In jedem Fall dürfte die im Kontext einer großbesetzten Festmusik ungewöhnliche Strategie, dem prachtvollen Eingangschor zunächst eine weit ausgesponnene Soloarie mit Begleitung von Streichern und Oboen d'amore vorzuschalten, auf die in der Textzeile "man lobet dich in der Stille" enthaltene kompositorische "Regieanweisung" zurückzuführen sein. Umso wirkungsvoller ist dann der Einsatz des großen Orchesters und Chores mit den D-Dur-Akkordbrechungen auf "Jauchzet ihr erfreuten Stimmen". Bach hat den Rahmenteil dieses Da-capo-Chorsatzes später in überarbeiteter Form dem "Et expecto" II der h-Moll-Messe zugrundegelegt. In der Umtextierung zu "Amen" ging allerdings die schlüssige Nachzeichnung des zum Himmel-"Steigens" in den Takten 23ff. und 42ff. verloren.

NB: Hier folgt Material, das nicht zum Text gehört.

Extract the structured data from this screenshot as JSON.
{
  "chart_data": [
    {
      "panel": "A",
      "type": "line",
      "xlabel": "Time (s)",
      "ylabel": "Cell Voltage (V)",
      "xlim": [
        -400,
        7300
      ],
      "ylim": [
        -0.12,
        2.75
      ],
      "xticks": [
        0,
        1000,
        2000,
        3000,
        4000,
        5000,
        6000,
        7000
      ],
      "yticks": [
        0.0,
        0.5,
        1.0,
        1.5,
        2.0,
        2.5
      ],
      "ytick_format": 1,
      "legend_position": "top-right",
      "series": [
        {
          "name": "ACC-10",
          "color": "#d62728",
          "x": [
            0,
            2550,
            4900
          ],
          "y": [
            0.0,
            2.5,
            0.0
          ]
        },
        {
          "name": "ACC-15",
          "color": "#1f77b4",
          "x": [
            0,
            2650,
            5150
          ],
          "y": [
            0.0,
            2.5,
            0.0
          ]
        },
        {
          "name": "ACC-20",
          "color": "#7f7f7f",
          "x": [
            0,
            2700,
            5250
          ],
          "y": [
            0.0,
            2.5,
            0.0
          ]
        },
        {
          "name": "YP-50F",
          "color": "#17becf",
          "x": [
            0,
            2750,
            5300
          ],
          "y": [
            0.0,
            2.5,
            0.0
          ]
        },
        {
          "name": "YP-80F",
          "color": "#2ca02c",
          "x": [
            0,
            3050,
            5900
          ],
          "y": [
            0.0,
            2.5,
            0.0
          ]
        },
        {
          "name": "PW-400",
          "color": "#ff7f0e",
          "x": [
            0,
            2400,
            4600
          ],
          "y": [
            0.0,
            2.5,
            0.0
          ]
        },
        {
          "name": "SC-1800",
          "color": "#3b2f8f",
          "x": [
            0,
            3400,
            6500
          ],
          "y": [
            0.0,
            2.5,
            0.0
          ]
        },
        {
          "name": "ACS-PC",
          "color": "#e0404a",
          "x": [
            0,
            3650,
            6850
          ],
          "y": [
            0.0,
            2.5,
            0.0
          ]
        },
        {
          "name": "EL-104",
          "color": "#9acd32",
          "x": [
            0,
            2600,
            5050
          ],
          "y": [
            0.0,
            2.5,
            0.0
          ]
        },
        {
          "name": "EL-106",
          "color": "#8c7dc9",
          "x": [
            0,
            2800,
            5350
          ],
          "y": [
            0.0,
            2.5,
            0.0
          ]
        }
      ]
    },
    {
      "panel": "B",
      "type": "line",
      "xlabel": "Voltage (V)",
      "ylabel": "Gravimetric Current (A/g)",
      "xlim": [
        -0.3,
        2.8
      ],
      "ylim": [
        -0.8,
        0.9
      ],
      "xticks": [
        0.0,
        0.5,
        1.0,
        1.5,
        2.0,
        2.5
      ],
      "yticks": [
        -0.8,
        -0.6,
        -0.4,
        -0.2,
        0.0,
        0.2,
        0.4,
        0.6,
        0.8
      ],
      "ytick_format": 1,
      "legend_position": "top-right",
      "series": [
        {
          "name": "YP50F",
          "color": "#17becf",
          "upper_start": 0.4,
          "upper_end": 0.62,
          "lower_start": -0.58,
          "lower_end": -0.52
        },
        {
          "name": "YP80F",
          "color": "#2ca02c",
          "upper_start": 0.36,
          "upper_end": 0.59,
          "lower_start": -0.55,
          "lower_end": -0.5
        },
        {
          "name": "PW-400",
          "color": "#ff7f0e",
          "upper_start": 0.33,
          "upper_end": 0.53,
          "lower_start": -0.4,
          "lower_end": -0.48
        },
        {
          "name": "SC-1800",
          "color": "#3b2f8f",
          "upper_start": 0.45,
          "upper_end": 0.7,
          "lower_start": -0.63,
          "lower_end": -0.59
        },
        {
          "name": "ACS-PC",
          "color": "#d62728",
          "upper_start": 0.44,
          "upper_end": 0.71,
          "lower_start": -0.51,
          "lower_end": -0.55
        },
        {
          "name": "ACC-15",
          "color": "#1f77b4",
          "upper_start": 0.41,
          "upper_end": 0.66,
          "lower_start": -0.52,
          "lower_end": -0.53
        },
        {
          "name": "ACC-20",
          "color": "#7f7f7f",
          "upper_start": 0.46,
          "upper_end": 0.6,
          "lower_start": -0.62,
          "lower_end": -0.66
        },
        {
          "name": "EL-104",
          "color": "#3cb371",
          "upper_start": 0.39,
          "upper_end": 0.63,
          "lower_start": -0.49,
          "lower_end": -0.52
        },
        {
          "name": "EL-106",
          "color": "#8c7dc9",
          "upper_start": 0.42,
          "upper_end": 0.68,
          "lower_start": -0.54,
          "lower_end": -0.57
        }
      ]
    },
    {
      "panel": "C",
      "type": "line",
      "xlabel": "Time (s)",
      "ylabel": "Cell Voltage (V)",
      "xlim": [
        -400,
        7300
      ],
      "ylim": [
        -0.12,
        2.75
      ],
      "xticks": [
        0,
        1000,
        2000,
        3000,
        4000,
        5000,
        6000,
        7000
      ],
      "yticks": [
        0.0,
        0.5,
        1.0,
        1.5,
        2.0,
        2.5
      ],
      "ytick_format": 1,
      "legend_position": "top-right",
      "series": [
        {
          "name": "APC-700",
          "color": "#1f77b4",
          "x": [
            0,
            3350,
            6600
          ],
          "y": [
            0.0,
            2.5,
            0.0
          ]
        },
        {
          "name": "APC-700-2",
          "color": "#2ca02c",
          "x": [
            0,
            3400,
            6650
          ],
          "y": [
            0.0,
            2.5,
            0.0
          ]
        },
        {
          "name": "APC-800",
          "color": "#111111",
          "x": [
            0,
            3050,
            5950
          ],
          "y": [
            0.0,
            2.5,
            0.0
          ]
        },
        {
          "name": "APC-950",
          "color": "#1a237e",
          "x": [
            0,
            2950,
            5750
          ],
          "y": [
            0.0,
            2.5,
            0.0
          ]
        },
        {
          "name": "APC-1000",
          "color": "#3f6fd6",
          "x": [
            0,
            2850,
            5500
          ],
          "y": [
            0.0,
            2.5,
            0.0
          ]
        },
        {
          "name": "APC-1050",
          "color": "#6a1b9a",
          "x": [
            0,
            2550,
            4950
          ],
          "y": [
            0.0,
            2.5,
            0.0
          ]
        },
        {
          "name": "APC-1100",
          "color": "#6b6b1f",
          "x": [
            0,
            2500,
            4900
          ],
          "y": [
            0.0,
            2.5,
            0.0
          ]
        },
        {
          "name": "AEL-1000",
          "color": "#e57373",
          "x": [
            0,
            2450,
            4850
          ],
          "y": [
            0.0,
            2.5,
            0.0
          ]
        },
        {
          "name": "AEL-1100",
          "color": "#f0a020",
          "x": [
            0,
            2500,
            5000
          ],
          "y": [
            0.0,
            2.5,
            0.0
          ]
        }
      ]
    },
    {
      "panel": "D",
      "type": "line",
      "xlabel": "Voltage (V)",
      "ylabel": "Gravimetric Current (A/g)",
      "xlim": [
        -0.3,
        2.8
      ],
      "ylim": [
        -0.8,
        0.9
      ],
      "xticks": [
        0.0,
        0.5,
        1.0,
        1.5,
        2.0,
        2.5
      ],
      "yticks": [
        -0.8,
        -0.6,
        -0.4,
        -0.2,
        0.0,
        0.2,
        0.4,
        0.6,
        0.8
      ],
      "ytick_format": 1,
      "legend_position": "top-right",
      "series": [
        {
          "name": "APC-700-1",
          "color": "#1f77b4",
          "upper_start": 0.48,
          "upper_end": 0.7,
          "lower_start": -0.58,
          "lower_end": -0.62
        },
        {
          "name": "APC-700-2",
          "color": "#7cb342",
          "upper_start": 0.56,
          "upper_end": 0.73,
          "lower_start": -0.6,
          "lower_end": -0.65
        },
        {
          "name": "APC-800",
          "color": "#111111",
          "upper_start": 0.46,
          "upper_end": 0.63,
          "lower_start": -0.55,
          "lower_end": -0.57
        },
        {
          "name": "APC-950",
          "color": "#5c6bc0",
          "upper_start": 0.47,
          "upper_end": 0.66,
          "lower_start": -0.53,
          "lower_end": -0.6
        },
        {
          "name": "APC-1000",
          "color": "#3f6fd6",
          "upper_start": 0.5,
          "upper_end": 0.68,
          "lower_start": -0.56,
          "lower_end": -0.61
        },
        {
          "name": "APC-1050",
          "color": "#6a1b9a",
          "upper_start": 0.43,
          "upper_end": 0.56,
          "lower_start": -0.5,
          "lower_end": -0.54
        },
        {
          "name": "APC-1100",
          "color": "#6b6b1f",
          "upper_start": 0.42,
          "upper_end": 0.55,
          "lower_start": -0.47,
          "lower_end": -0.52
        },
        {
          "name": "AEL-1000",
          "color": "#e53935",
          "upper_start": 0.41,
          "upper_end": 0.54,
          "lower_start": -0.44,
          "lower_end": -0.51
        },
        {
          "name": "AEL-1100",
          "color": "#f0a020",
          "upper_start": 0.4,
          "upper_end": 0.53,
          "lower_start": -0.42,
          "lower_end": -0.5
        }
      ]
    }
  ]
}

Wie in BWV 119 leitet auch in BWV 120 ein Binnensatz - das Baß-Rezitativ Nr. 3 "Auf, du geliebte Lindenstadt" ­ - vom zeitlos gültigem Psalm zur konkreten Segensbitte für die lokale Obrigkeit über. Die folgende Arie verweist mit ihrer virtuosen Stimme für Violino concertino erneut auf die Sphäre des Konzerts. Anders als im Falle des Eingangssatzes lässt sich hier jedoch eine Vorlage identifizieren - es ist der Mittelsatz der zweiten Frühfassung der Sonate für Cembalo und Violine G-Dur BWV 1019a, der in Bachs letzter Revision der Doppelsonate durch das robuste Allegro für Cembalo solo ersetzt wurde. Inwieweit dieser Sonatensatz wiederum auf eine heute verlorene Arie für Sopran, obligates Instrument und Continuo zurückging, lässt sich nur vermuten. Dessenungeachtet ist die schimmernde Violinkantilene perfekt geeignet, das Bild des vom Himmel herabströmenden Segens nachzuzeichnen - die Frage nach Parodievorbildern nimmt dem Satz im Kontext der klangprächtigen und effizienten Ratswechselkantate also nichts von seiner Schönheit und Einprägsamkeit.

Ein streicherbegleitetes Rezitativ leitet über in einen schlichten Schlußchoral, dessen Instrumentalbesetzung, Wortlaut und Textunterlegung über Bachs autographe Zeile "Nun hilf'uns Herr, den Dienern dein" hinaus ebenfalls ergänzt werden musste.